Я часто спрашивал себя, действительно ли было необходимо Гоше находиться в бесконечных конфликтах, тратить время на выяснение отношений с интернет–троллями и полубезумными посетителями музыкальных форумов, участвовать в каждой акции непримиримой оппозиции, чтобы коротать вечер в автозаке, или объяснять педагогам кафедры композиции Московской консерватории, в чем они неправы. Я сам, грешным делом, непрерывно спорил с Дороховым, потому что мне казалось, что излишняя редукция, упрощение в некоторых его подходах идет в ущерб собственно искусству и снижает его возможности, а ореол героя–аутсайдера, сложившийся в ходе его наполненной конфликтами биографии, отвлекает Гошу собственно от композиции, от творческой эволюции и спокойного, одинокого вопрошания о смысле того, чем мы все занимаемся (в действительности, возможно, именно конфликты катализировали интенсивность этого вопрошания).

Мне также казалось, что бесконечная фиксация дискуссий о Дорохове на внешних аспектах его музыки (сколько скрипок пострадало во время очередного исполнения, может ли пьеса для камертонов длиться двадцать минут и что пианист делает под роялем) тоже уводят в сторону от разговора о ее сути, что Гоша, скорее всего, не герой и не аутсайдер, что он мучительно пытается сформулировать некий новый подход к музыкальному искусству, но сам модус его жизни и непрерывная вовлеченность в судьбы других мешает состояться этой окончательной формулировке нового.

Возможно, в самых последних сочинениях («Primavera» и особенно «Cantata») он вплотную приблизился к этому новому языку, и отрешенный, абсолютно статичный характер этой музыки косвенно свидетельствует о некой новой найденной им точке опоры.

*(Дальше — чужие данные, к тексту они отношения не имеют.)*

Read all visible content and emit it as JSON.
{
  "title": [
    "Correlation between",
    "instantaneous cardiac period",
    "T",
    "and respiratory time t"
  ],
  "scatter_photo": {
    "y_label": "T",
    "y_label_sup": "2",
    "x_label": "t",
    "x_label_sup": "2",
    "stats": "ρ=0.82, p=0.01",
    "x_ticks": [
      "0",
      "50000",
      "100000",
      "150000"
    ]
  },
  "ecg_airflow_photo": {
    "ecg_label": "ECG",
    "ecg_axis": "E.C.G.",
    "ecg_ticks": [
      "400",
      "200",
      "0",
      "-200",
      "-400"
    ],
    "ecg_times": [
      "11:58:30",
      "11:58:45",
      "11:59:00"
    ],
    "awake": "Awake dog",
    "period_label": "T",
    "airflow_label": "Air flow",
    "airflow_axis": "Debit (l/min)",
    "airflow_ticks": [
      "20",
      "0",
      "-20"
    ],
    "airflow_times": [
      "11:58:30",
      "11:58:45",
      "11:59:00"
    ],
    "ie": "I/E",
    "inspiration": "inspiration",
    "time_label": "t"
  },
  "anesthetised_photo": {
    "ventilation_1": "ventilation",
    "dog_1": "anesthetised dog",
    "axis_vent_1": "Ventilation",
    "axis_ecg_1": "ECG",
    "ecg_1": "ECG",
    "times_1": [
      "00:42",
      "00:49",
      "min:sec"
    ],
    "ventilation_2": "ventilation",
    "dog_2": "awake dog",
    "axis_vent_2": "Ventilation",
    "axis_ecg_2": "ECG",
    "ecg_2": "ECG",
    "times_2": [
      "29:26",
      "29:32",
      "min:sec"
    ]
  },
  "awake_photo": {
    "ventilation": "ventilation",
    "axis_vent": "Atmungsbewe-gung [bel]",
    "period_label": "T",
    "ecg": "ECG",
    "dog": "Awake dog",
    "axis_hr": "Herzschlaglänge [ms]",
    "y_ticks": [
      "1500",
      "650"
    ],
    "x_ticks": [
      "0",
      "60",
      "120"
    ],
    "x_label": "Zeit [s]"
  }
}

Сегодня я понимаю, что человек не всегда способен определять наличие или отсутствие конфликтов в своей судьбе, что повышенная чувствительность и обостренное чувство справедливости (а оба этих качества присутствовали у Гоши в полной мере) неизбежно их порождают, и Гоша не был властен над их числом и интенсивностью. Более того, я понял, что модель биографии «всеми любимый начинающий автор — изгой–радикал — классик (посмертно)», к сожалению, архетипична, особенно, в нашей стране. Единственный вопрос, который продолжал меня волновать — насколько общее состояние последних двух лет жизни Гоши, его постоянное пребывание в напряжении и внутреннем дискомфорте взаимодействовали с его творчеством, и было ли бы возможным (суммируя все вышеперечисленное) какое-то иное развитие событий, менее трагичное и более благоприятное для него, его музыки и всех нас.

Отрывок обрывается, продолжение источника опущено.